It's on the hyperbolic plane, not in the usual euclidean plane. So the map is only the top half, and the horizontal line = axis x is outside, it's the border.

Length are weird, and a 0.001 segment draw with a pencil on the map far away from the x axis is small in the actual hyperbolic plane, but a 0.001 segment draw with a pencil on the map near the x axis is very long in the actual hyperbolic plane.

The circles "touch" the x axis. In spite they look short when you draw them with a pencil, they part that is close to the x axis has a huge length in the hyperbolic plane.

It must be that the figure with the half circles is just a representation of the hyperbolic space into 2D. Such projections are not faithful; you cannot take measurements in the projection and take them literally.

We can make an analogy to cartography: you can't trust areas and distances on distorted projections like Mercator.
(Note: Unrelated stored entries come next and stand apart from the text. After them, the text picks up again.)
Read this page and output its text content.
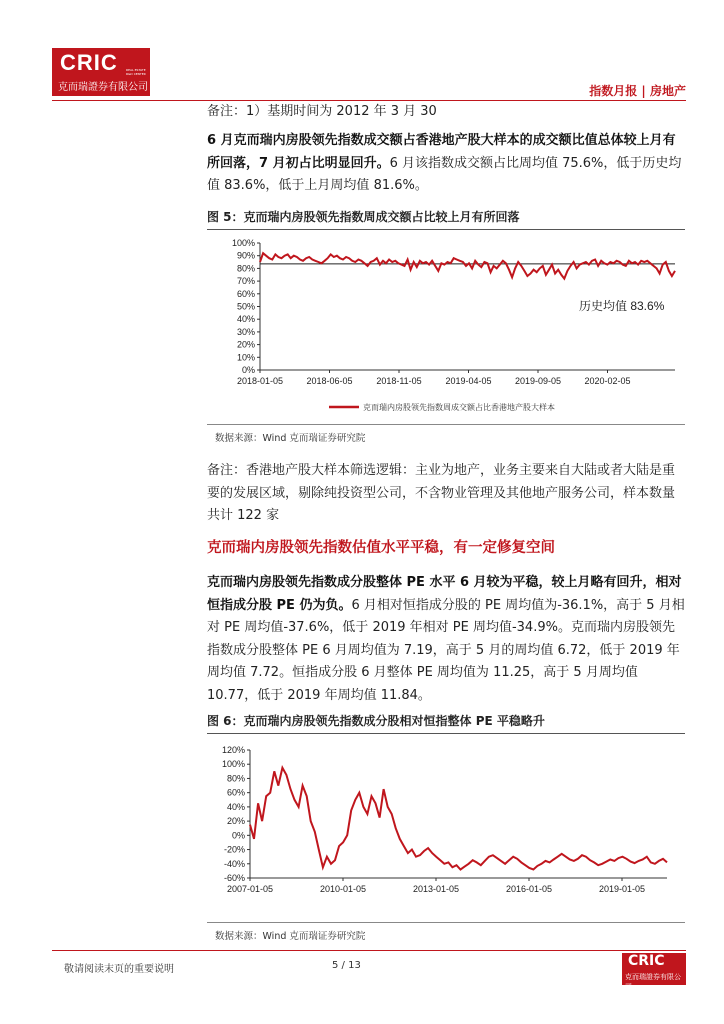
CRIC	REAL ESTATE R&D CENTER
克而瑞證券有限公司	指数月报 | 房地产
备注：1）基期时间为 2012 年 3 月 30
6 月克而瑞内房股领先指数成交额占香港地产股大样本的成交额比值总体较上月有所回落，7 月初占比明显回升。6 月该指数成交额占比周均值 75.6%，低于历史均值 83.6%，低于上月周均值 81.6%。
图 5：克而瑞内房股领先指数周成交额占比较上月有所回落
0%
10%
20%
30%
40%
50%
60%
70%
80%
90%
100%
2018-01-05	2018-06-05	2018-11-05	2019-04-05	2019-09-05	2020-02-05
历史均值 83.6%
克而瑞内房股领先指数周成交额占比香港地产股大样本
数据来源：Wind 克而瑞证券研究院
备注：香港地产股大样本筛选逻辑：主业为地产，业务主要来自大陆或者大陆是重要的发展区域，剔除纯投资型公司，不含物业管理及其他地产服务公司，样本数量共计 122 家
克而瑞内房股领先指数估值水平平稳，有一定修复空间
克而瑞内房股领先指数成分股整体 PE 水平 6 月较为平稳，较上月略有回升，相对恒指成分股 PE 仍为负。6 月相对恒指成分股的 PE 周均值为-36.1%，高于 5 月相对 PE 周均值-37.6%，低于 2019 年相对 PE 周均值-34.9%。克而瑞内房股领先指数成分股整体 PE 6 月周均值为 7.19，高于 5 月的周均值 6.72，低于 2019 年周均值 7.72。恒指成分股 6 月整体 PE 周均值为 11.25，高于 5 月周均值 10.77，低于 2019 年周均值 11.84。
图 6：克而瑞内房股领先指数成分股相对恒指整体 PE 平稳略升
-60%
-40%
-20%
0%
20%
40%
60%
80%
100%
120%
2007-01-05	2010-01-05	2013-01-05	2016-01-05	2019-01-05
数据来源：Wind 克而瑞证券研究院
敬请阅读末页的重要说明	5 / 13	CRIC
克而瑞證券有限公司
Look, even the angles don't look to be zero in that diagram. We have to imagine that we zoom in on an infinitesimal zone around each corner to see the almost zero angle; i.e. the circle tangent lines actually go almost parallel. So to speak.

Thus the angles are locally correct, since they are measurable on arbitrarily small scales and can easily be imagined to be even when glancing at the entire figure. But distances between the points aren't localizable; they have to follow a measure which somehow correctly spans the abstract hyperbolic space that they represent.

How about this (almost certainly incorrect) imagining: pretend that the real line shown, on which the three points lie, is actually a horizon line, which lies in a vast distance (out at infinity). Just like the horizon when you do drawings with two-point perspective. Imagine the three points are vanishing points on the horizon. Vanishing points are not actually points; they just directions into infinity.

if, in a two-point perspective, you draw a curve whose endpoints are tangent to two vanishing point traces, that curve is infinitely long.

For instance if you draw an intersection between two infinite roads, where the curb has a round corner, you will get some kind of smiley curve joining two vanishing points. That curve is understood to be infinitely long.

As far as I understand, the closer the points are to the line, the more distant they get to the rest of the plane. That's why he says that "this is an improper triangle", as the point of intersections of the hyperbolic lines are theoretically at an infinite distance from the "origin", and thus that the lines connecting those points have an infinite length.

Hyperbolic geometry! Note how lines on the chart don't appear straight. That's because this is just a projection of an infinite hyperbolic space. The rules of this projection move points at infinity to the real line, and straight lines to circles. That means each of the points on the mentioned triangle is infinitely far away in some direction.

I had to reason with my brain before it would accept it as a triangle. It has 3 sides and 3 corners so...

Sides are half spheres but yeah it is not an euclidean triangle.